また、見出ししか読まない人の存在と、プロによる商業的な媒体での報道であることを考慮すれば、極力誤解を生まない表現である事が求められるはずだ。
生まれたばかりの子犬7匹をゴミ箱に捨てた女性を逮捕とすれば、誤解が生じる懸念を確実に下げられるのに、「を」の代わりに「が」を用いたり、たった3文字「される」を省略するだけで誤解の恐れを生じさせるのだから、このような指摘は決して「難癖」と切り捨ててよいものではないだろう。
生まれたばかりの子犬7匹をゴミ箱に捨てた女性が逮捕される
この「が」を「を」の代わりに用いることと、受動表現「される」を省略した体言止めが安易に用いられがちなのは、本来主格を表す助詞「が」が、例外的に主格以外で「を」の代わりに用いられる場合があるからかもしれない。
例えば「私はケーキを食べたい」という願望を表す表現がある。何を食べたいのか、の「何」を強調する場合、つまり「何でもいいから食べたい」のではなく、「ケーキ」を食べたい場合の「ケーキ」を強調する場合に、「を」の代わりに「が」を用いて「私はケーキが食べたい」と言うことがある。この表現は現在一般的で、これを読んで「(魔法によって生命を与えられたか何かで動物化した)ケーキが(何かを)食べたいと欲している」と誤解する人は殆どいない。勿論誤解が生じる恐れはゼロではないが、ネイティブレベルの日本語話者なら、この場合の「が」はケーキの主格を表してはいないということを概ね理解できる筈だ。因みに主格を表す場合の「が」も、同じく主格を表す助詞「は」よりも主格を強調したい場合に用いられることが多い。
ここからは、前述の「予告した/された」「逮捕する/される」などの表現に合わせる為に、「食べる」を「摂食する/される」というやや硬い表現に換える。「が」は本来主格を示す助詞であり、願望表現以外では基本的に「を」の代わりには用いない。例えば「私はケーキを摂食する」とは言うが、同じ意味合いで「私はケーキが摂食する」とは言わない。ケーキを主語にした場合は受動表現となり、「私によって、ケーキが(は)摂食される」となる。

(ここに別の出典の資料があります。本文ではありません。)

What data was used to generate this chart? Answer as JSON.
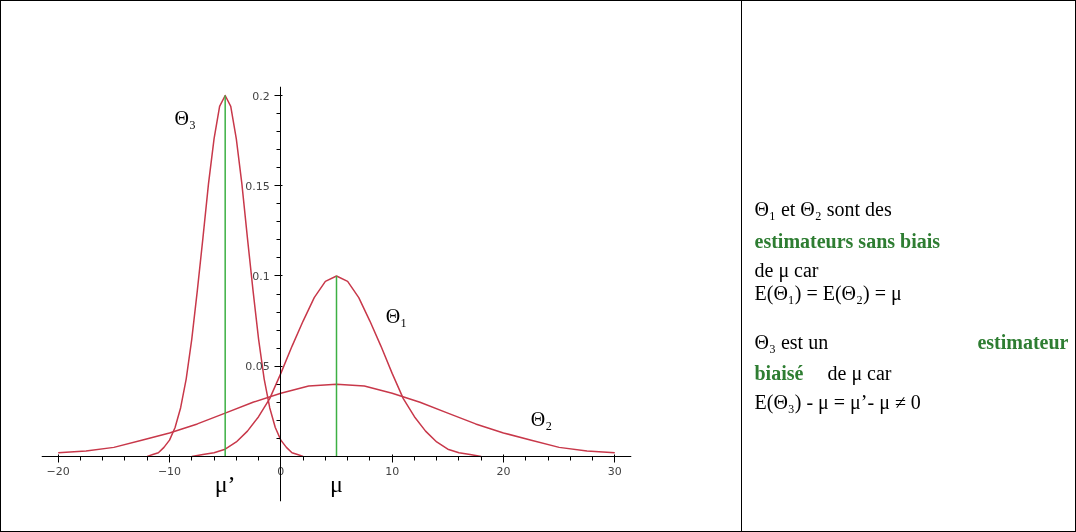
{
  "chart_data": [
    {
      "type": "line",
      "xlim": [
        -21.5,
        31.5
      ],
      "ylim": [
        -0.025,
        0.205
      ],
      "xticks": [
        -20,
        -10,
        0,
        10,
        20,
        30
      ],
      "yticks": [
        0.05,
        0.1,
        0.15,
        0.2
      ],
      "series": [
        {
          "name": "Θ₁",
          "color": "#c8384a",
          "x": [
            -8,
            -7,
            -6,
            -5,
            -4,
            -3,
            -2,
            -1,
            0,
            1,
            2,
            3,
            4,
            5,
            6,
            7,
            8,
            9,
            10,
            11,
            12,
            13,
            14,
            15,
            16,
            17,
            18
          ],
          "values": [
            0.0,
            0.001,
            0.002,
            0.004,
            0.008,
            0.014,
            0.022,
            0.032,
            0.046,
            0.061,
            0.075,
            0.088,
            0.097,
            0.1,
            0.097,
            0.088,
            0.075,
            0.061,
            0.046,
            0.032,
            0.022,
            0.014,
            0.008,
            0.004,
            0.002,
            0.001,
            0.0
          ]
        },
        {
          "name": "Θ₂",
          "color": "#c8384a",
          "x": [
            -20,
            -17.5,
            -15,
            -12.5,
            -10,
            -7.5,
            -5,
            -2.5,
            0,
            2.5,
            5,
            7.5,
            10,
            12.5,
            15,
            17.5,
            20,
            22.5,
            25,
            27.5,
            30
          ],
          "values": [
            0.002,
            0.003,
            0.005,
            0.009,
            0.013,
            0.018,
            0.024,
            0.03,
            0.035,
            0.039,
            0.04,
            0.039,
            0.035,
            0.03,
            0.024,
            0.018,
            0.013,
            0.009,
            0.005,
            0.003,
            0.002
          ]
        },
        {
          "name": "Θ₃",
          "color": "#c8384a",
          "x": [
            -12,
            -11.5,
            -11,
            -10.5,
            -10,
            -9.5,
            -9,
            -8.5,
            -8,
            -7.5,
            -7,
            -6.5,
            -6,
            -5.5,
            -5,
            -4.5,
            -4,
            -3.5,
            -3,
            -2.5,
            -2,
            -1.5,
            -1,
            -0.5,
            0,
            0.5,
            1,
            1.5,
            2
          ],
          "values": [
            0.0,
            0.001,
            0.002,
            0.005,
            0.009,
            0.016,
            0.027,
            0.043,
            0.065,
            0.092,
            0.121,
            0.151,
            0.176,
            0.194,
            0.2,
            0.194,
            0.176,
            0.151,
            0.121,
            0.092,
            0.065,
            0.043,
            0.027,
            0.016,
            0.009,
            0.005,
            0.002,
            0.001,
            0.0
          ]
        },
        {
          "color": "#3cb043",
          "x": [
            -5,
            -5
          ],
          "values": [
            0,
            0.2
          ]
        },
        {
          "color": "#3cb043",
          "x": [
            5,
            5
          ],
          "values": [
            0,
            0.1
          ]
        }
      ],
      "annotations": [
        {
          "text": "μ’",
          "x": -5,
          "y": 0
        },
        {
          "text": "μ",
          "x": 5,
          "y": 0
        }
      ]
    },
    {
      "type": "other",
      "annotations": [
        "Θ₁ et Θ₂ sont des",
        "estimateurs sans biais",
        "de μ car",
        "E(Θ₁) = E(Θ₂) = μ",
        "Θ₃ est un",
        "estimateur",
        "biaisé",
        "de μ car",
        "E(Θ₃) - μ = μ’- μ ≠ 0"
      ]
    }
  ]
}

「ケーキを摂食」と、主語と能動表現(する)を省略し体言止めにした場合は、誰かがケーキを食べたと分かるが、「ケーキが摂食」と、行為の主体と受動表現(される)を省略した体言止めにすると、あたかもケーキが何かを食べたようなニュアンスになってしまい、意味が伝わらなくなる。
なので「女性が逮捕された」ことを表現する場合には、
女性が逮捕と受動表現(される)を省略するのは適切ではなく、
女性を逮捕と、体言止めにするなら助詞「を」を用いて能動表現にする、助詞「が」によって対象を強調したいのであれば、受動表現(される)を省略せず体言止めにしない、のが適当である。
女性が逮捕される
これが、助詞「が」と「を」の混同、受動表現を省略した雑な体言止めを、特に文章表現のプロである記者・ライター・アナウンサーなどが用いるべきではないと言える根拠だ。